JEMBERMusda HKTI Jember, diselengarakan menjelang tutup tahun 2021. Gelaran Musda Himpunan Kerukunan Tani Indonesia (HKTI) Jember itu akan melakukan pemilihan ketua baru untuk masa bakti 2022 – 2026.

Diketahui ada 3 calon kandidat ketua baru yang mendaftar, sebelum penutupan pendaftaran 30 November 2021 lalu.

Namun dari informasi yang dihimpun wartawan, dalam kontestasi pemilihan ketua baru itu. Ada dua kandidat calon ketua yang dianggap paling kuat.

Menanggapi proses pemilihan ketua baru HKTI Jember. Menurut Ketua Domisioner HKTI Jember Jumantoro, dengan dilakukannya pemilihan ketua dan pengurus baru.

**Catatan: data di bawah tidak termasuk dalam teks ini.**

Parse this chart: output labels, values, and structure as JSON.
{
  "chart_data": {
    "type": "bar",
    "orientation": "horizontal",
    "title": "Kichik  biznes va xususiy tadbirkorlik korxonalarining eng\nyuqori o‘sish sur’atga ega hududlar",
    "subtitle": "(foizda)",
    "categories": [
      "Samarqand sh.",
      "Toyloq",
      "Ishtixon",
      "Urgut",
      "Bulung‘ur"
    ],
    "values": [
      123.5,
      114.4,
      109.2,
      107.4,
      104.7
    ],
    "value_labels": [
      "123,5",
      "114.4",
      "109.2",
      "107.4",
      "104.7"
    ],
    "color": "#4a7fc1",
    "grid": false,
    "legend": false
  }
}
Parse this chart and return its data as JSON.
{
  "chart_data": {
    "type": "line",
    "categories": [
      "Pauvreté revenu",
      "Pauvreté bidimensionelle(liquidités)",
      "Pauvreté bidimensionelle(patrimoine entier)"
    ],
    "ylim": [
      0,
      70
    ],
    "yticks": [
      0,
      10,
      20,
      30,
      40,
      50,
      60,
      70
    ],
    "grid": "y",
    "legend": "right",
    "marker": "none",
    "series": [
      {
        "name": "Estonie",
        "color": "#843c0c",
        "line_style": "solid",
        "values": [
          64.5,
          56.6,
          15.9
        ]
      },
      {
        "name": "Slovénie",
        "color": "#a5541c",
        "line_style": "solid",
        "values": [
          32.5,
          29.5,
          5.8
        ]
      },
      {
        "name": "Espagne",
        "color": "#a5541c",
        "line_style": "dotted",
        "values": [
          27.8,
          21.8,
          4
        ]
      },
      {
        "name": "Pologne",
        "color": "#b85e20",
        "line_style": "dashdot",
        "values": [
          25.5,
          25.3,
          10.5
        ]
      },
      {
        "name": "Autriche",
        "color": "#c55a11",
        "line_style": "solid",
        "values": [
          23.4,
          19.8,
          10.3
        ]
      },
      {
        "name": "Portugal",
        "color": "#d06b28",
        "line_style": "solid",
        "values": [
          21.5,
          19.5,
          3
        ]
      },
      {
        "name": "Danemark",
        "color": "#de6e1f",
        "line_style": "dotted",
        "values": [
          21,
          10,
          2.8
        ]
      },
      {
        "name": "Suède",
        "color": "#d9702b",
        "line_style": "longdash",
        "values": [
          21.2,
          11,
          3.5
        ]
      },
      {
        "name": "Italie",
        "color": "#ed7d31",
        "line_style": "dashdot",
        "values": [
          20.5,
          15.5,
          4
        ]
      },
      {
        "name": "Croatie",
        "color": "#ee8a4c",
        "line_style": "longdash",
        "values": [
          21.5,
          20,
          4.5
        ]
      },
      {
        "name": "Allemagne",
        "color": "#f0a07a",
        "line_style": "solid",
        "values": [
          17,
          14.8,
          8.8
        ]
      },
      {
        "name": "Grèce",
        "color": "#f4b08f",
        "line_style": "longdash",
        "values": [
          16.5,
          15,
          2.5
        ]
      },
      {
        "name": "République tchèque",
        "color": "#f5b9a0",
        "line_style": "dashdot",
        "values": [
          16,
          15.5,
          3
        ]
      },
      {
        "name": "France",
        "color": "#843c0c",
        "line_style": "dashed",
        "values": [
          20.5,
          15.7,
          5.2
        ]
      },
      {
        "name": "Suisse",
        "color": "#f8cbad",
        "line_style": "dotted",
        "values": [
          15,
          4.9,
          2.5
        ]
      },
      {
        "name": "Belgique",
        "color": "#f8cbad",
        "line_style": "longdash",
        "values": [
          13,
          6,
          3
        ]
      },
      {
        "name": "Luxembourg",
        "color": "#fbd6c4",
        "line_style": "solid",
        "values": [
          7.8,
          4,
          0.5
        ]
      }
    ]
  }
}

Diharapkan HKTI Jember menjadi lebih baik, dan benar-benar bisa mengawal kepentingan petani di Jember.

“Terkait mekanisme pendaftaran sudah berakhir 30 November 2021 kemarin. Untuk Kabupaten Jember infonya sudah ada 3 calon kandidat ketua. Tapi dua yang kandidat kuat. Untuk saya sebagai demisioner tidak lagi mencalonkan, agar ada regenerasi,” kata Jumantara saat dikonfirmasi sejumlah wartawan, Jumat (17/12/2021).

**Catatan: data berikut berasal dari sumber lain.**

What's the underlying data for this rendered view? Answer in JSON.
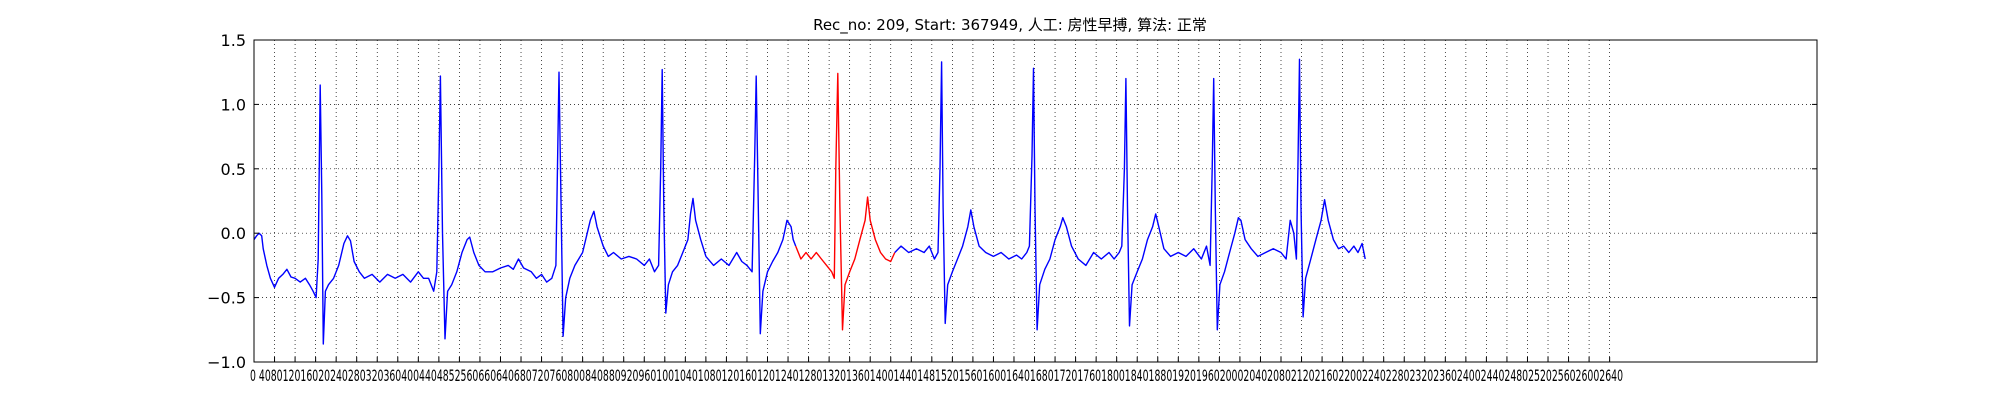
{
  "chart_data": {
    "type": "line",
    "title": "Rec_no: 209, Start: 367949, 人工: 房性早搏, 算法: 正常",
    "xlabel": "",
    "ylabel": "",
    "xlim": [
      0,
      3000
    ],
    "ylim": [
      -1.0,
      1.5
    ],
    "grid": true,
    "y_ticks": [
      "−1.0",
      "−0.5",
      "0.0",
      "0.5",
      "1.0",
      "1.5"
    ],
    "y_tick_values": [
      -1.0,
      -0.5,
      0.0,
      0.5,
      1.0,
      1.5
    ],
    "x_tick_interval": 40,
    "x_tick_count": 67,
    "x_tick_labels_text": "0 4080120160200240280320360400440480520560600640680720760800840880920960100010401080112011601200124012801320136014001440148015201560160016401680172017601800184018801920196020002040208021202160220022402280232023602400244024802520256026002640",
    "x_tick_labels_visible": "0 40801201602024028032036040044048525606606406807207608008408809209601001040108012016012012401280132013601400144014815201560160016401680172017601800184018801920196020002040208021202160220022402280232023602400244024802520256026002640",
    "series": [
      {
        "color": "#0000ff",
        "points": [
          [
            0,
            -0.05
          ],
          [
            5,
            -0.02
          ],
          [
            10,
            0.0
          ],
          [
            15,
            -0.02
          ],
          [
            18,
            -0.12
          ],
          [
            25,
            -0.25
          ],
          [
            32,
            -0.35
          ],
          [
            40,
            -0.42
          ],
          [
            48,
            -0.35
          ],
          [
            56,
            -0.32
          ],
          [
            64,
            -0.28
          ],
          [
            72,
            -0.34
          ],
          [
            80,
            -0.35
          ],
          [
            90,
            -0.38
          ],
          [
            100,
            -0.35
          ],
          [
            108,
            -0.4
          ],
          [
            115,
            -0.45
          ],
          [
            121,
            -0.5
          ],
          [
            125,
            -0.2
          ],
          [
            129,
            1.15
          ],
          [
            132,
            0.3
          ],
          [
            135,
            -0.86
          ],
          [
            139,
            -0.45
          ],
          [
            145,
            -0.4
          ],
          [
            155,
            -0.35
          ],
          [
            165,
            -0.25
          ],
          [
            175,
            -0.08
          ],
          [
            182,
            -0.02
          ],
          [
            188,
            -0.06
          ],
          [
            195,
            -0.22
          ],
          [
            205,
            -0.3
          ],
          [
            215,
            -0.35
          ],
          [
            230,
            -0.32
          ],
          [
            245,
            -0.38
          ],
          [
            260,
            -0.32
          ],
          [
            275,
            -0.35
          ],
          [
            290,
            -0.32
          ],
          [
            305,
            -0.38
          ],
          [
            320,
            -0.3
          ],
          [
            330,
            -0.35
          ],
          [
            340,
            -0.35
          ],
          [
            350,
            -0.45
          ],
          [
            356,
            -0.3
          ],
          [
            360,
            0.5
          ],
          [
            363,
            1.22
          ],
          [
            367,
            0.0
          ],
          [
            372,
            -0.82
          ],
          [
            377,
            -0.45
          ],
          [
            385,
            -0.4
          ],
          [
            395,
            -0.3
          ],
          [
            405,
            -0.15
          ],
          [
            415,
            -0.05
          ],
          [
            420,
            -0.03
          ],
          [
            428,
            -0.15
          ],
          [
            438,
            -0.25
          ],
          [
            450,
            -0.3
          ],
          [
            465,
            -0.3
          ],
          [
            480,
            -0.27
          ],
          [
            495,
            -0.25
          ],
          [
            505,
            -0.28
          ],
          [
            515,
            -0.2
          ],
          [
            525,
            -0.27
          ],
          [
            540,
            -0.3
          ],
          [
            550,
            -0.35
          ],
          [
            560,
            -0.32
          ],
          [
            570,
            -0.38
          ],
          [
            580,
            -0.35
          ],
          [
            588,
            -0.25
          ],
          [
            594,
            1.25
          ],
          [
            598,
            0.2
          ],
          [
            602,
            -0.8
          ],
          [
            607,
            -0.5
          ],
          [
            615,
            -0.35
          ],
          [
            625,
            -0.25
          ],
          [
            640,
            -0.15
          ],
          [
            655,
            0.1
          ],
          [
            662,
            0.17
          ],
          [
            668,
            0.05
          ],
          [
            680,
            -0.1
          ],
          [
            690,
            -0.18
          ],
          [
            700,
            -0.15
          ],
          [
            715,
            -0.2
          ],
          [
            730,
            -0.18
          ],
          [
            745,
            -0.2
          ],
          [
            760,
            -0.25
          ],
          [
            770,
            -0.2
          ],
          [
            780,
            -0.3
          ],
          [
            788,
            -0.25
          ],
          [
            792,
            0.5
          ],
          [
            795,
            1.27
          ],
          [
            798,
            0.2
          ],
          [
            802,
            -0.62
          ],
          [
            807,
            -0.4
          ],
          [
            815,
            -0.3
          ],
          [
            825,
            -0.25
          ],
          [
            835,
            -0.15
          ],
          [
            845,
            -0.05
          ],
          [
            850,
            0.15
          ],
          [
            855,
            0.27
          ],
          [
            860,
            0.1
          ],
          [
            870,
            -0.05
          ],
          [
            880,
            -0.18
          ],
          [
            895,
            -0.25
          ],
          [
            910,
            -0.2
          ],
          [
            925,
            -0.25
          ],
          [
            940,
            -0.15
          ],
          [
            950,
            -0.22
          ],
          [
            960,
            -0.25
          ],
          [
            970,
            -0.3
          ],
          [
            975,
            0.6
          ],
          [
            978,
            1.22
          ],
          [
            982,
            0.2
          ],
          [
            986,
            -0.78
          ],
          [
            991,
            -0.45
          ],
          [
            1000,
            -0.3
          ],
          [
            1010,
            -0.22
          ],
          [
            1020,
            -0.15
          ],
          [
            1030,
            -0.05
          ],
          [
            1038,
            0.1
          ],
          [
            1046,
            0.05
          ],
          [
            1050,
            -0.05
          ],
          [
            1055,
            -0.1
          ]
        ]
      },
      {
        "color": "#ff0000",
        "points": [
          [
            1055,
            -0.1
          ],
          [
            1065,
            -0.2
          ],
          [
            1075,
            -0.15
          ],
          [
            1085,
            -0.2
          ],
          [
            1095,
            -0.15
          ],
          [
            1105,
            -0.2
          ],
          [
            1115,
            -0.25
          ],
          [
            1125,
            -0.3
          ],
          [
            1130,
            -0.35
          ],
          [
            1133,
            0.5
          ],
          [
            1137,
            1.24
          ],
          [
            1141,
            0.2
          ],
          [
            1146,
            -0.75
          ],
          [
            1151,
            -0.4
          ],
          [
            1160,
            -0.3
          ],
          [
            1170,
            -0.2
          ],
          [
            1180,
            -0.05
          ],
          [
            1190,
            0.1
          ],
          [
            1195,
            0.28
          ],
          [
            1200,
            0.1
          ],
          [
            1210,
            -0.05
          ],
          [
            1220,
            -0.15
          ],
          [
            1230,
            -0.2
          ],
          [
            1240,
            -0.22
          ],
          [
            1248,
            -0.15
          ]
        ]
      },
      {
        "color": "#0000ff",
        "points": [
          [
            1248,
            -0.15
          ],
          [
            1260,
            -0.1
          ],
          [
            1275,
            -0.15
          ],
          [
            1290,
            -0.12
          ],
          [
            1305,
            -0.15
          ],
          [
            1315,
            -0.1
          ],
          [
            1325,
            -0.2
          ],
          [
            1332,
            -0.15
          ],
          [
            1336,
            0.5
          ],
          [
            1339,
            1.33
          ],
          [
            1342,
            0.2
          ],
          [
            1346,
            -0.7
          ],
          [
            1351,
            -0.4
          ],
          [
            1360,
            -0.3
          ],
          [
            1370,
            -0.2
          ],
          [
            1380,
            -0.1
          ],
          [
            1390,
            0.05
          ],
          [
            1396,
            0.18
          ],
          [
            1402,
            0.05
          ],
          [
            1412,
            -0.1
          ],
          [
            1425,
            -0.15
          ],
          [
            1440,
            -0.18
          ],
          [
            1455,
            -0.15
          ],
          [
            1470,
            -0.2
          ],
          [
            1485,
            -0.17
          ],
          [
            1495,
            -0.2
          ],
          [
            1505,
            -0.15
          ],
          [
            1510,
            -0.1
          ],
          [
            1515,
            0.6
          ],
          [
            1518,
            1.28
          ],
          [
            1521,
            0.2
          ],
          [
            1525,
            -0.75
          ],
          [
            1530,
            -0.4
          ],
          [
            1540,
            -0.28
          ],
          [
            1550,
            -0.2
          ],
          [
            1560,
            -0.05
          ],
          [
            1570,
            0.05
          ],
          [
            1575,
            0.12
          ],
          [
            1582,
            0.05
          ],
          [
            1592,
            -0.1
          ],
          [
            1605,
            -0.2
          ],
          [
            1620,
            -0.25
          ],
          [
            1635,
            -0.15
          ],
          [
            1650,
            -0.2
          ],
          [
            1665,
            -0.15
          ],
          [
            1675,
            -0.2
          ],
          [
            1685,
            -0.15
          ],
          [
            1690,
            -0.1
          ],
          [
            1695,
            0.5
          ],
          [
            1698,
            1.2
          ],
          [
            1701,
            0.2
          ],
          [
            1705,
            -0.72
          ],
          [
            1710,
            -0.4
          ],
          [
            1720,
            -0.3
          ],
          [
            1730,
            -0.2
          ],
          [
            1740,
            -0.05
          ],
          [
            1750,
            0.05
          ],
          [
            1756,
            0.15
          ],
          [
            1762,
            0.05
          ],
          [
            1772,
            -0.12
          ],
          [
            1785,
            -0.18
          ],
          [
            1800,
            -0.15
          ],
          [
            1815,
            -0.18
          ],
          [
            1830,
            -0.12
          ],
          [
            1845,
            -0.2
          ],
          [
            1855,
            -0.1
          ],
          [
            1862,
            -0.25
          ],
          [
            1866,
            0.5
          ],
          [
            1869,
            1.2
          ],
          [
            1872,
            0.2
          ],
          [
            1876,
            -0.75
          ],
          [
            1881,
            -0.4
          ],
          [
            1890,
            -0.3
          ],
          [
            1900,
            -0.15
          ],
          [
            1910,
            0.0
          ],
          [
            1917,
            0.12
          ],
          [
            1922,
            0.1
          ],
          [
            1930,
            -0.05
          ],
          [
            1942,
            -0.12
          ],
          [
            1955,
            -0.18
          ],
          [
            1970,
            -0.15
          ],
          [
            1985,
            -0.12
          ],
          [
            2000,
            -0.15
          ],
          [
            2010,
            -0.2
          ],
          [
            2018,
            0.1
          ],
          [
            2025,
            0.0
          ],
          [
            2030,
            -0.2
          ],
          [
            2033,
            0.5
          ],
          [
            2036,
            1.35
          ],
          [
            2039,
            0.2
          ],
          [
            2043,
            -0.65
          ],
          [
            2048,
            -0.35
          ],
          [
            2058,
            -0.2
          ],
          [
            2068,
            -0.05
          ],
          [
            2078,
            0.1
          ],
          [
            2085,
            0.26
          ],
          [
            2092,
            0.1
          ],
          [
            2102,
            -0.05
          ],
          [
            2112,
            -0.12
          ],
          [
            2122,
            -0.1
          ],
          [
            2132,
            -0.15
          ],
          [
            2142,
            -0.1
          ],
          [
            2150,
            -0.15
          ],
          [
            2158,
            -0.08
          ],
          [
            2164,
            -0.2
          ]
        ]
      }
    ]
  }
}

Ia menjelaskan, terkait mekanisme pendaftaran calon ketua baru, harus memiliki kriteria tertentu. Namun ditanya siapa dua calon kandidat kuat Ketua HKTI Jember terpilih? Jumantoro enggan mengungkapkan.

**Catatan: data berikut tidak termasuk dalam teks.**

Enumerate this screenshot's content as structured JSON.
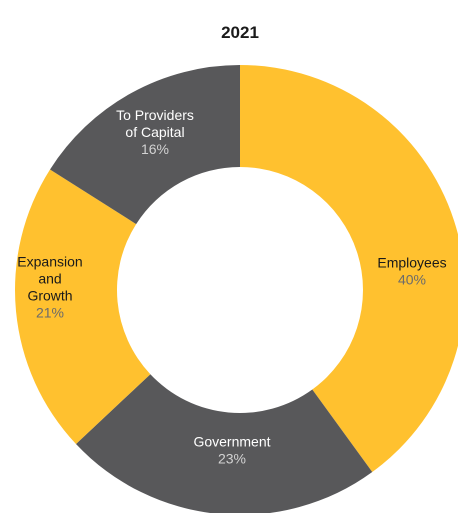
{
  "chart_data": {
    "type": "pie",
    "donut": true,
    "title": "2021",
    "slices": [
      {
        "label_lines": [
          "Employees"
        ],
        "value": 40,
        "value_label": "40%",
        "color": "#FFC12F",
        "text_color": "#1a1a1a",
        "pct_color": "#6b6b6b"
      },
      {
        "label_lines": [
          "Government"
        ],
        "value": 23,
        "value_label": "23%",
        "color": "#58585A",
        "text_color": "#ffffff",
        "pct_color": "#d2d2d2"
      },
      {
        "label_lines": [
          "Expansion",
          "and",
          "Growth"
        ],
        "value": 21,
        "value_label": "21%",
        "color": "#FFC12F",
        "text_color": "#1a1a1a",
        "pct_color": "#6b6b6b"
      },
      {
        "label_lines": [
          "To Providers",
          "of Capital"
        ],
        "value": 16,
        "value_label": "16%",
        "color": "#58585A",
        "text_color": "#ffffff",
        "pct_color": "#d2d2d2"
      }
    ]
  }
}
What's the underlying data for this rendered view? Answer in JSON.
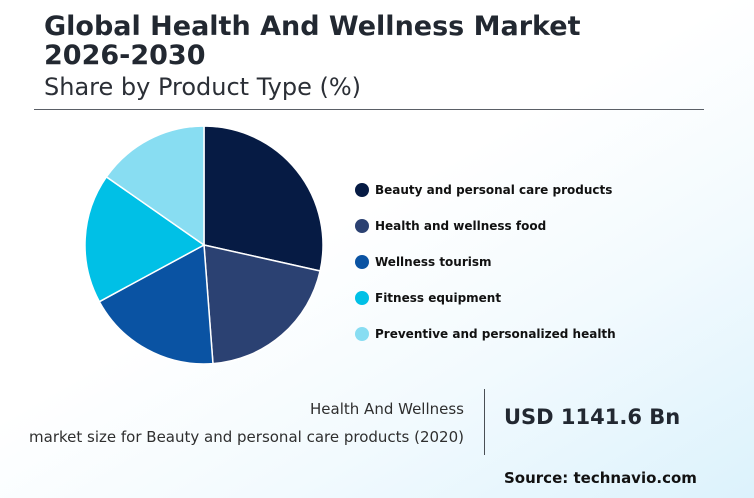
{
  "header": {
    "title_line1": "Global Health And Wellness Market",
    "title_line2": "2026-2030",
    "subtitle": "Share by Product Type (%)"
  },
  "chart_data": {
    "type": "pie",
    "title": "Global Health And Wellness Market 2026-2030",
    "subtitle": "Share by Product Type (%)",
    "legend_position": "right",
    "categories": [
      "Beauty and personal care products",
      "Health and wellness food",
      "Wellness tourism",
      "Fitness equipment",
      "Preventive and personalized health"
    ],
    "values": [
      28.5,
      20.3,
      18.3,
      17.6,
      15.3
    ],
    "colors": [
      "#061b44",
      "#2b4172",
      "#0a53a3",
      "#00c0e6",
      "#88ddf2"
    ]
  },
  "footer": {
    "market_label_line1": "Health And Wellness",
    "market_label_line2": "market size for Beauty and personal care products (2020)",
    "market_value": "USD 1141.6 Bn",
    "source": "Source: technavio.com"
  }
}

“Diantaranya (calon Ketua mendaftar), harus dapat dukungan 50+1 dari pengurus kecamatan, sanggup membiayai pra muskab dan Musdakab, sanggup meng KTA nisasi anggotnya. Artinya anggota itu nanti dapat dibantu memiliki KTA,” sebutnya.

“Kemudian menghidupkan/mendirikan Koperasi HKTI, juga sanggup menyediakan kantor, dan ketentuan lain yang sudah terlampir,” imbuhnya.

Terkait pesan bagi para kandidat calon ketua baru, lanjut Jumantoro, pihaknya mendapat pesan khusus dari Wakil Ketua HKTI Provinsi Jatim, Saiful Ashari.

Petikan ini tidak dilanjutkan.